Auch von ihrem Mann, dem Vater erzählte sie.Wie groß er sei, stark und klug, und wie er unermüdlich gesorgt habe für sie. An solch einem Abend wurden sie plötzlich von einem Gewitter überrascht. Es donnerte über die Berge, es blitzte über dem Fluß, und die Palmen bogen sich im Wind bis auf die Hüttendächer. Das Kind schrie auf.Auch die Mutter fürchtete sich und wußte sich nicht anders zu helfen, als einen Docht anzuzünden. Plötzlich sah die Frau ihren eigenen Schatten an der Wand. Auch das Kind sah den großen grauen Fleck, der hin und her huschte. Angst wiederum befiel das Kind. Die Mutter aber beruhigte es und sagte:
„Hab keine Furcht, mein Kleiner. Das ist kein Fremder, der uns Übles will. Das ist dein Vater, der über dir wacht.“ Am nächsten Abend sagte es: „Und heute? Kommt heute der Vater nicht?“ Die Mutter lächelte glücklich und stellte sich so vor die Dochtlampe, daß ihr Schatten auf die Wand fiel. Sie hob die Finger, und sie wurden zu Hasenohren, und verschränkte sie, daß der Handschatten einem Entenschnabel ähnlich sah, und endlich rundete sie die Arme, und der Knabe glaubte, der Vater habe ein kleines Schweinchen im Arm. Zuletzt sagte die Mutter: „Stell dich jetzt schön vor den Vater und sage ihm guten Abend, und dann verbeuge dich und sage gute Nacht, und dann gehen wir schlafen.“ So gewöhnten sich die Mutter und auch das Kind an das Schattenspiel.

Eines Tages stand der Mann in der Tür der Hütte.
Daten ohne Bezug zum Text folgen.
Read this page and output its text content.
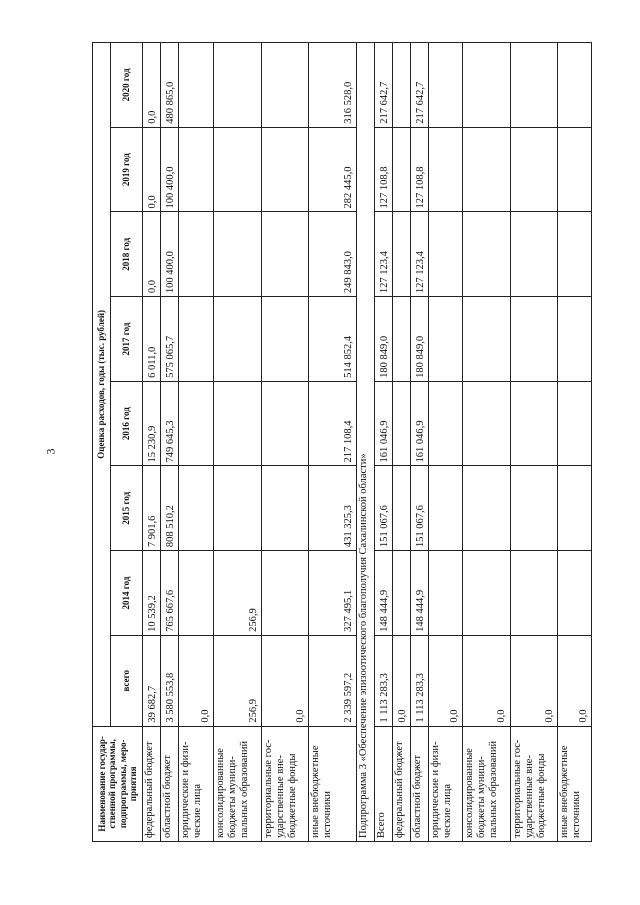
3
Наименование государ-ственной программы, подпрограммы, меро-приятия	Оценка расходов, годы (тыс. рублей)							
	всего	2014 год	2015 год	2016 год	2017 год	2018 год	2019 год	2020 год
федеральный бюджет	39 682,7	10 539,2	7 901,6	15 230,9	6 011,0	0,0	0,0	0,0
областной бюджет	3 580 553,8	765 667,6	808 510,2	749 645,3	575 065,7	100 400,0	100 400,0	480 865,0
юридические и физи-ческие лица	0,0							
консолидированные бюджеты муници-пальных образований	256,9	256,9						
территориальные гос-ударственные вне-бюджетные фонды	0,0							
иные внебюджетные источники	2 339 597,2	327 495,1	431 325,3	217 108,4	514 852,4	249 843,0	282 445,0	316 528,0
Подпрограмма 3 «Обеспечение эпизоотического благополучия Сахалинской области»								
Всего	1 113 283,3	148 444,9	151 067,6	161 046,9	180 849,0	127 123,4	127 108,8	217 642,7
федеральный бюджет	0,0							
областной бюджет	1 113 283,3	148 444,9	151 067,6	161 046,9	180 849,0	127 123,4	127 108,8	217 642,7
юридические и физи-ческие лица	0,0							
консолидированные бюджеты муници-пальных образований	0,0							
территориальные гос-ударственные вне-бюджетные фонды	0,0							
иные внебюджетные источники	0,0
Als der Vater mit dem Sohn allein war, nahm er ihn in die Arme und betrachtete das Gesicht, erlöst von der Einsamkeit.Sie waren sich nah, der große fremde Mann und das Kind, das nie in der Hütte einen Mann gesehen hatte. Zudem sagte er, indem er den Knaben fest an sich drückte: „Sag zu mir, mein Vater!“ Der Knabe schüttelte den Kopf und sagte: „Du bist nicht mein Vater.“Er zeigte auf die Wand und sagte: „Dort steht jeden Abend mein Vater, und er zeigt mir Häschen und Schweinchen und Enten, die er im Arm hält, und ich verbeuge mich vor ihm und sage: „Guten Abend, mein Vater!“

Als die Frau zurückkam vom Markt, den Tragkorb voll Gemüse, Reis und zarten Hühnchen, saß der Mann grübelnd in einer Ecke der Hütte und der Knabe mit großen, vor Schreck erstarrten Augen in der anderen Ecke. Sie stellte den Tragkorb ab und ging zu ihrem Mann und sagte: „Was ist dir?“ Der Mann sprang auf, einen Bambusstecken in der Hand, und schlug schweigend so lange auf die Frau ein, bis sie, selbst schweigend, ohne Laut des Schmerzes neben dem Stuhl niedersank. Der Mann nahm seinen Soldatensack, verließ die Hütte und mietete sich am Rand des Dorfes ein. Lange hielt die Frau die Hoffnung aufrecht, daß ihr Mann zurückkehren würde. Aber die Wochen vergingen, der Sommer und der Herbst vergingen, und sie blieb allein. Unfähig, länger noch den Schmerz und das Leid zu ertragen, warf sie sich an einem regnerischen Abend in den Fluß.

Der Mann, als er vom Tod seiner Frau erfuhr, ging in die Hütte und fand alles so, wie er sie verlassen hatte. Der Knabe saß weinend auf der Pritsche. Der Mann machte Feuer, stellte Reis auf, und als es dunkelte, zündete er eine Dochtlampe an. Sei großer schwerer Schatten fiel auf die Wand, und der Knabe als er den Schatten sah, sprang von der Pritsche auf, stellte sich vor die Wand, verbeugte sich und sagte: „Oh mein Vater! Guten Abend. Die Mutter ist nicht mehr. Du hast sie allein gelassen. Warum hast du sie allein gelassen? Nun kommt sie nie mehr wieder!“ Der Mann sank in sich zusammen. Es blieb ihm nichts weiter übrig, als sich mit seinem Schicksal abzufinden und dem Sohn zugleich Vater und Mutter zu sein. Seine Pflicht erfüllte er so, daß man im Dorf von ihm sagte: „Er ist dem Sohn eine bessere Mutter, als er ihm je ein Vater gewesen ist.